Picture: ISTOCK
Picture: ISTOCK

It’s getting harder for chief marketing officers to influence and impress consumers, despite new technology and experiences that should be inspiring awe. Businesses are struggling to find a path to innovation because so many innovations don’t actually change consumer habits or spend, and marketers are still falling short when it comes to identifying the true needs of their consumers.

These are the views of Anjali Lai, a senior analyst at Forrester, in a recently published blog. She believes too many innovations don’t gain traction with consumers and end up being ditched.

Lai says that throughout history, innovation has driven the rise of living standards, and encouraged competition while driving economies, but recent innovations have failed to increase productivity in healthy economies such as the US – in fact, it is at its slowest pace since World War 2. Added to this, consumers feel that the quality of their experiences has plateaued.

There is so much data available around behaviour, social sentiment and consumer demand, but these factors don’t indicate how well consumers will adopt a new product or experience, she says.

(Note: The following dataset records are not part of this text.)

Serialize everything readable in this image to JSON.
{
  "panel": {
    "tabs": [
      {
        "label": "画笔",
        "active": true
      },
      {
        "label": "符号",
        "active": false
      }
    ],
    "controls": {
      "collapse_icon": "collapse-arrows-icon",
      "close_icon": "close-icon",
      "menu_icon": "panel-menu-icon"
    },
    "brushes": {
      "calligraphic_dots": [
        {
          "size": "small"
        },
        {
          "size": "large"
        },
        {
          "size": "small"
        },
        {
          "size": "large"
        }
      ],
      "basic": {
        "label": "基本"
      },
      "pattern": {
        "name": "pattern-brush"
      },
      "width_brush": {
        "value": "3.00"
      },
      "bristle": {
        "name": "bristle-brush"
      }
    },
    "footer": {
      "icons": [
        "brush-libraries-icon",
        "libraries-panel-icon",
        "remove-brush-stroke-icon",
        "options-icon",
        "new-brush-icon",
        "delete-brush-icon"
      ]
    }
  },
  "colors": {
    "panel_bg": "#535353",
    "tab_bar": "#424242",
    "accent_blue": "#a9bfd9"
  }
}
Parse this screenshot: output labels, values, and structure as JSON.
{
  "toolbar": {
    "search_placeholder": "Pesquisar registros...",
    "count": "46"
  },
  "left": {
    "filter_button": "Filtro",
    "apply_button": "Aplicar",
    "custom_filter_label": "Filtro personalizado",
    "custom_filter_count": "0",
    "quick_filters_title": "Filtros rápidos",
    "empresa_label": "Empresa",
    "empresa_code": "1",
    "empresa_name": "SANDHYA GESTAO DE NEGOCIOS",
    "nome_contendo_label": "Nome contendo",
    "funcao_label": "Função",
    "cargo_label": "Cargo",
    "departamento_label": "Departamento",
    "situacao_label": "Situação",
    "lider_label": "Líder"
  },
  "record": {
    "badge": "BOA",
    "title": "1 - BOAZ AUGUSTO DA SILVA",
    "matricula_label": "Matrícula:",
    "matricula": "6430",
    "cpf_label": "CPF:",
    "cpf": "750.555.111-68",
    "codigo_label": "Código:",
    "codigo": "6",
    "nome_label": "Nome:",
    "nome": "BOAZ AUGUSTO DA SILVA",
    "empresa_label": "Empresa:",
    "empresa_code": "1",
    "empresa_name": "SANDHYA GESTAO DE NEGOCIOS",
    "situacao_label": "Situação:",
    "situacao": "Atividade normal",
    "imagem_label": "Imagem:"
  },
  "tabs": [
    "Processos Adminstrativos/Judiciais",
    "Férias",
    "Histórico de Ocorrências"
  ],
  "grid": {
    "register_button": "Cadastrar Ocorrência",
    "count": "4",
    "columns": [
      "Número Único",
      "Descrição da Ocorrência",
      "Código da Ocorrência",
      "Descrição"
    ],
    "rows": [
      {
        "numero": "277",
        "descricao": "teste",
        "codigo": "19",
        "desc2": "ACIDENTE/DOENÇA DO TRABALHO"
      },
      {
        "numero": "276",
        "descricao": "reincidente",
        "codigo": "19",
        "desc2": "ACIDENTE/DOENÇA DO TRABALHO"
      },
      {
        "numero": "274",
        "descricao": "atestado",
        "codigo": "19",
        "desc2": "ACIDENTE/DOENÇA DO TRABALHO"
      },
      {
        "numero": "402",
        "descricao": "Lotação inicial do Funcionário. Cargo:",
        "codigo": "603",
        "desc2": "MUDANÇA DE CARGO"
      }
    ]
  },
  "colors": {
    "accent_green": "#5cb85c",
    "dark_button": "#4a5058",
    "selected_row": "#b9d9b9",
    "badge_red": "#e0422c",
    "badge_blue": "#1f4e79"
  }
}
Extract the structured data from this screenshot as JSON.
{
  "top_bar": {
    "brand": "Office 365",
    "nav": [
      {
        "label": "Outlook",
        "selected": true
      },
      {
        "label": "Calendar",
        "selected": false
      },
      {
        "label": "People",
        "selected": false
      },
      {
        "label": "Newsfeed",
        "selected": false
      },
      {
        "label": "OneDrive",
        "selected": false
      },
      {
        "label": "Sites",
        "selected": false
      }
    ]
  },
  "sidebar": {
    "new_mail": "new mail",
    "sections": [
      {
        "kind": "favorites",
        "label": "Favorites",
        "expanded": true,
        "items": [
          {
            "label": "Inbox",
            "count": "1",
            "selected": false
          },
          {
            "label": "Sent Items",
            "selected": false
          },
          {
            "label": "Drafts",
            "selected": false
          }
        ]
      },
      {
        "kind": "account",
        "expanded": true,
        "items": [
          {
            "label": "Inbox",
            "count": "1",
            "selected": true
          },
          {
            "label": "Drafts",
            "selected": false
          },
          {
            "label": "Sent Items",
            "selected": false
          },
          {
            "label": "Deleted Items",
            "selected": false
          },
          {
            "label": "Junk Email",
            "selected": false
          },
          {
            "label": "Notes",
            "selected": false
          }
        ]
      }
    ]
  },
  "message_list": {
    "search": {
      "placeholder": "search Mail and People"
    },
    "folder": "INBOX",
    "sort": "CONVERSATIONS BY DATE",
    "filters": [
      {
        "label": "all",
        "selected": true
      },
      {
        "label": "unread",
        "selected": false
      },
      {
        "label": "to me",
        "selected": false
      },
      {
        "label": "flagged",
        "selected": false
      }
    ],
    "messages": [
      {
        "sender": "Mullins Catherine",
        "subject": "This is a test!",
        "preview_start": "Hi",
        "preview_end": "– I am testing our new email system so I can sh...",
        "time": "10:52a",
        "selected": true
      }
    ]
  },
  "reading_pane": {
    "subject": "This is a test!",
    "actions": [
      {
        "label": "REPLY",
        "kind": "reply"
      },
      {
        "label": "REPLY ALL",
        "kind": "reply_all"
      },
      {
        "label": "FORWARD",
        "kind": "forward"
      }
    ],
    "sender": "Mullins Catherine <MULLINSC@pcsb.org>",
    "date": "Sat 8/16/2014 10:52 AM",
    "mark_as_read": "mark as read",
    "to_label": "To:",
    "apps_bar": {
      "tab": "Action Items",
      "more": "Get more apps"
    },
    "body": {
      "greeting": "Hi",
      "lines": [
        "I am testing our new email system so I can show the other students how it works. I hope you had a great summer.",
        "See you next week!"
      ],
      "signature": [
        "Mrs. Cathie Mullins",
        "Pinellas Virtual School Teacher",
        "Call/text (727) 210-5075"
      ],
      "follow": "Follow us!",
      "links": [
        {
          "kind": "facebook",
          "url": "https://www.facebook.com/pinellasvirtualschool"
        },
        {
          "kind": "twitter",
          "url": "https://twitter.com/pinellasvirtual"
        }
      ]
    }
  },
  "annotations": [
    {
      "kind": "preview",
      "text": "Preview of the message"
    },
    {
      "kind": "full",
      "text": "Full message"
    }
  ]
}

She adds that consumers’ lukewarm reception to product innovation is not a cultural phenomenon; indeed, people have never been as willing to try new things as they are today.

Forrester has spent the past few years doing research on this consumer condition – what makes consumers ready to engage with innovations or closed to brand offerings and how brands can deliver measurable value to their consumers.

Lai reports that Forrester’s research has unearthed the essence of consumer energy – defined as the “emotional and innovation embracing force that drives behaviour and attitudes”. The research outlines four key dimensions of consumer energy and says that consumers swing between them, much like a pendulum.

According to the research, the first dimension is identity versus isolation: those consumers moving towards identity want to be associated with their communities or tribes. Those who are moving to isolation want to be alone in their own worlds.

Trust versus distrust is the balance between consumers who want to believe that brands have good intentions, while those moving towards distrust have no confidence that brands will deliver on their promises.

The big take-out

Forrester’s consumer energy index is a dynamic framework which provides a spectrum indicating consumers’ readiness to embrace innovation.

Novelty versus comfort is the opposing state between those consumers who have an appetite for new experiences and risk-taking and those who are looking for safety in the familiar.

Finally, there is the efficacy versus vulnerability dimension: consumers experiencing high levels of efficacy feel empowered to get what they want; those who feel vulnerable are experiencing a loss of control, the research states.

Lai says these findings have driven the establishment of Forrester’s consumer energy index. This is a framework which shows how ready consumers are to engage with innovations, based on their movement along the four key dimensions. She says that if they score on the right (identity, trust, novelty and efficacy) they are ready to engage, while those who scale left (isolation, distrust, comfort and vulnerability) will not be open to new experiences.